Les effets de la pleine lune sur notre sommeil
Des
chercheurs suisses apportent les premières preuves tangibles des
effets du cycle lunaire sur le sommeil. La pleine lune aurait ainsi
de réels effets sur notre corps, dont une diminution de 30% du
sommeil profond.
Yeux
cernés, bâillements et mauvaise humeur. Pour de nombreux Français,
tous les mois c'est le même refrain, des nuits agitées et un
sommeil médiocre à cause de la pleine lune. Pour ces personnes, il
ne fait aucun doute que le cycle lunaire a un impact sur leur
sommeil. Mais faute d'étude scientifique sur le sujet, pleine lune
et mauvaises nuits restaient pour beaucoup de l'ordre de la croyance
populaire. Un point de vue qu'il va peut-être falloir réviser si
l'on en croit les résultats publiés par des chercheurs suisses
jeudi dans la revue Current Biology. Ils démontrent en effet pour
la première fois que la pleine lune perturbe le sommeil des êtres
humains.
Les
scientifiques de l'université de Bâle l'expliquent dans leur
publication, ils ont eu l'idée de cette recherche «en prenant un
verre ensemble après le travail dans un bar du coin… un soir de
pleine lune!» Spécialisés en chronobiologie (l'étude des rythmes
qui gouvernent nos fonctions biologiques), ils font alors le constat
qu'il n'existe que très peu de travaux scientifiques consacrés aux
effets de la lune sur le sommeil. «Et celles qui sont disponibles se
fondent sur des questionnaires, précise Sylvia Frey, l'un des
auteurs. Or une bonne méthodologie requiert d'utiliser des
paramètres objectifs, mesurables, chez des volontaires sains et
naïfs.»
UNE
HORLOGE «CIRCALUNAIRE»
Par
«naïf» la scientifique sous-entend que les sujets ne soient pas
mis au courant du but précis de l'étude. «Expliquer aux
volontaires que nous voulons évaluer les effets de la lune, pourrait
biaiser très fortement l'expérience ; les croyances personnelles de
chacun pouvant influencer les résultats.»
Pour
contourner cet obstacle, les scientifiques ont donc décidé de se
pencher sur des données acquises quelques années auparavant, pour
une autre recherche sur le sommeil.

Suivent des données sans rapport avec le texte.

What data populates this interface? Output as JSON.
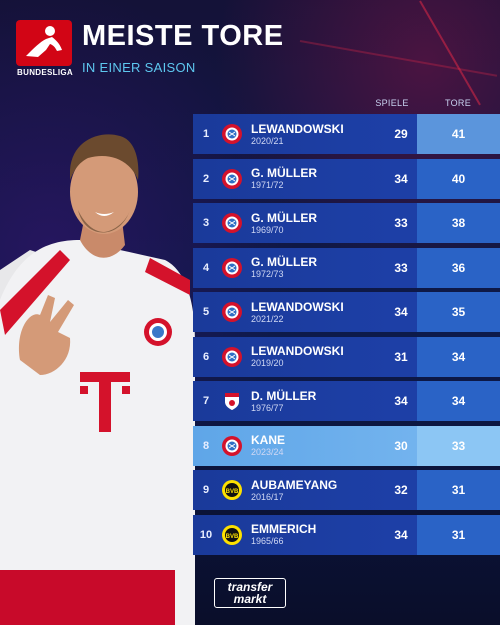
{
  "header": {
    "title": "MEISTE TORE",
    "subtitle": "IN EINER SAISON",
    "logo_text": "BUNDESLIGA"
  },
  "columns": {
    "games": "SPIELE",
    "goals": "TORE"
  },
  "rows": [
    {
      "rank": "1",
      "name": "LEWANDOWSKI",
      "season": "2020/21",
      "games": "29",
      "goals": "41",
      "club": "bayern-crest-icon"
    },
    {
      "rank": "2",
      "name": "G. MÜLLER",
      "season": "1971/72",
      "games": "34",
      "goals": "40",
      "club": "bayern-crest-icon"
    },
    {
      "rank": "3",
      "name": "G. MÜLLER",
      "season": "1969/70",
      "games": "33",
      "goals": "38",
      "club": "bayern-crest-icon"
    },
    {
      "rank": "4",
      "name": "G. MÜLLER",
      "season": "1972/73",
      "games": "33",
      "goals": "36",
      "club": "bayern-crest-icon"
    },
    {
      "rank": "5",
      "name": "LEWANDOWSKI",
      "season": "2021/22",
      "games": "34",
      "goals": "35",
      "club": "bayern-crest-icon"
    },
    {
      "rank": "6",
      "name": "LEWANDOWSKI",
      "season": "2019/20",
      "games": "31",
      "goals": "34",
      "club": "bayern-crest-icon"
    },
    {
      "rank": "7",
      "name": "D. MÜLLER",
      "season": "1976/77",
      "games": "34",
      "goals": "34",
      "club": "koeln-crest-icon"
    },
    {
      "rank": "8",
      "name": "KANE",
      "season": "2023/24",
      "games": "30",
      "goals": "33",
      "club": "bayern-crest-icon"
    },
    {
      "rank": "9",
      "name": "AUBAMEYANG",
      "season": "2016/17",
      "games": "32",
      "goals": "31",
      "club": "dortmund-crest-icon"
    },
    {
      "rank": "10",
      "name": "EMMERICH",
      "season": "1965/66",
      "games": "34",
      "goals": "31",
      "club": "dortmund-crest-icon"
    }
  ],
  "footer": {
    "brand_line1": "transfer",
    "brand_line2": "markt"
  },
  "colors": {
    "bundesliga_red": "#d20515",
    "row_blue": "#1d3fa6",
    "highlight": "#7ab8f0",
    "accent_cyan": "#5ec8f0"
  }
}
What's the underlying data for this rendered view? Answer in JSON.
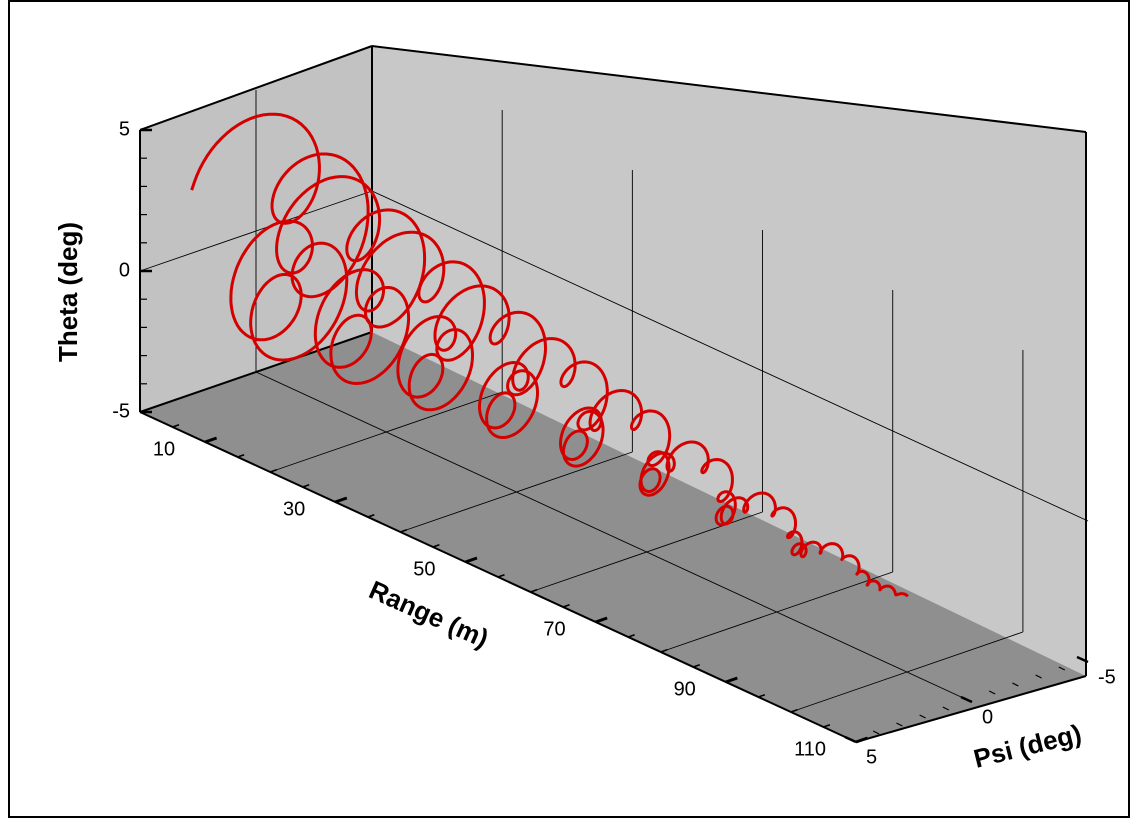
{
  "chart_data": {
    "type": "line",
    "projection": "3d",
    "title": "",
    "axes": {
      "range": {
        "label": "Range (m)",
        "lim": [
          0,
          110
        ],
        "ticks": [
          "10",
          "30",
          "50",
          "70",
          "90",
          "110"
        ],
        "tick_values": [
          10,
          30,
          50,
          70,
          90,
          110
        ]
      },
      "theta": {
        "label": "Theta (deg)",
        "lim": [
          -5,
          5
        ],
        "ticks": [
          "5",
          "0",
          "-5"
        ],
        "tick_values": [
          5,
          0,
          -5
        ]
      },
      "psi": {
        "label": "Psi (deg)",
        "lim": [
          -5,
          5
        ],
        "ticks": [
          "-5",
          "0",
          "5"
        ],
        "tick_values": [
          -5,
          0,
          5
        ]
      }
    },
    "grid": true,
    "legend": "none",
    "series": [
      {
        "color": "#d40000",
        "description_points": "3D trajectory [range_m, psi_deg, theta_deg] — epicyclic motion with decaying amplitude",
        "fast_arm_deg": [
          1.9,
          0.07
        ],
        "slow_arm_deg": [
          2.4,
          0.023
        ],
        "fast_cycles_per_m": 0.45,
        "slow_cycles_per_m": 0.09,
        "mean_theta_deg": [
          0.0,
          -2.2
        ],
        "mean_psi_deg": [
          0.0,
          0.3
        ],
        "range_m": [
          0,
          101
        ]
      }
    ]
  },
  "colors": {
    "back_wall": "#c8c8c8",
    "side_wall": "#c2c2c2",
    "floor": "#8f8f8f",
    "trajectory": "#d40000"
  }
}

Ils ont repassé au peigne fin
les enregistrements polygraphiques réalisés durant les phases de
sommeil de 33 volontaires. En tenant compte cette fois-ci de la phase
dans laquelle se trouvait la lune lors du protocole initial.
Et
les résultats sont saisissants. «Nous-mêmes ne nous attendions pas
à observer des effets d'une telle ampleur», avoue Sylvia Frey. Les
enregistrements montrent en effet que dans les quatre jours qui
précèdent ou suivent la pleine lune la durée totale de la période
de sommeil est écourtée de 20 minutes. Les volontaires mettent
également cinq minutes de plus en moyenne pour parvenir à
s'endormir. Des résultats qui corroborent l'évaluation subjective
de la qualité du sommeil faite par eux-mêmes.
L'analyse
détaillée des ondes cérébrales nocturnes montre par ailleurs que
la phase de sommeil profond est également réduite pendant la
période de la pleine lune, de 30 % en moyenne. Or cette phase,
caractérisée par des ondes cérébrales lentes, est primordiale
pour l'organisme. C'est le moment où se produisent de nombreux
processus biologiques tels que la mémorisation, la sécrétion
d'hormones (dont l'hormone de croissance), ou la régénération
cellulaire.
Des
dosages sanguins réalisés en parallèle des enregistrements
nocturnes ont aussi révélé que le cycle lunaire influence la
production d'une hormone fondamentale pour la régulation du sommeil:
la mélatonine. «C'est la première fois qu'il est possible
d'apporter des preuves objectives de l'impact du cycle lunaire sur le
sommeil humain», souligne Sylvia Frey.
Pour
expliquer ces résultats, les chronobiologistes suggèrent
l'existence chez l'humain d'une horloge interne «circa-lunaire»,
comparable à l'horloge circadienne, qui rythme les activités
biologiques diurnes et nocturnes de notre corps.
Moduler
les fonctions biologiques selon le cycle lunaire aurait pu avoir son
importance dans des temps reculés. «Dormir de manière plus légère
quand la lumière de la pleine lune fait de vous une proie plus
facile pour les prédateurs nocturnes pourrait avoir eu du sens»,
suggère la scientifique. En attendant de prouver l'existence d'une
telle horloge, mise en évidence chez certains animaux marins, les
chercheurs espèrent que leurs travaux ouvriront la voie à d'autres
protocoles qui permettraient de confirmer leurs observations.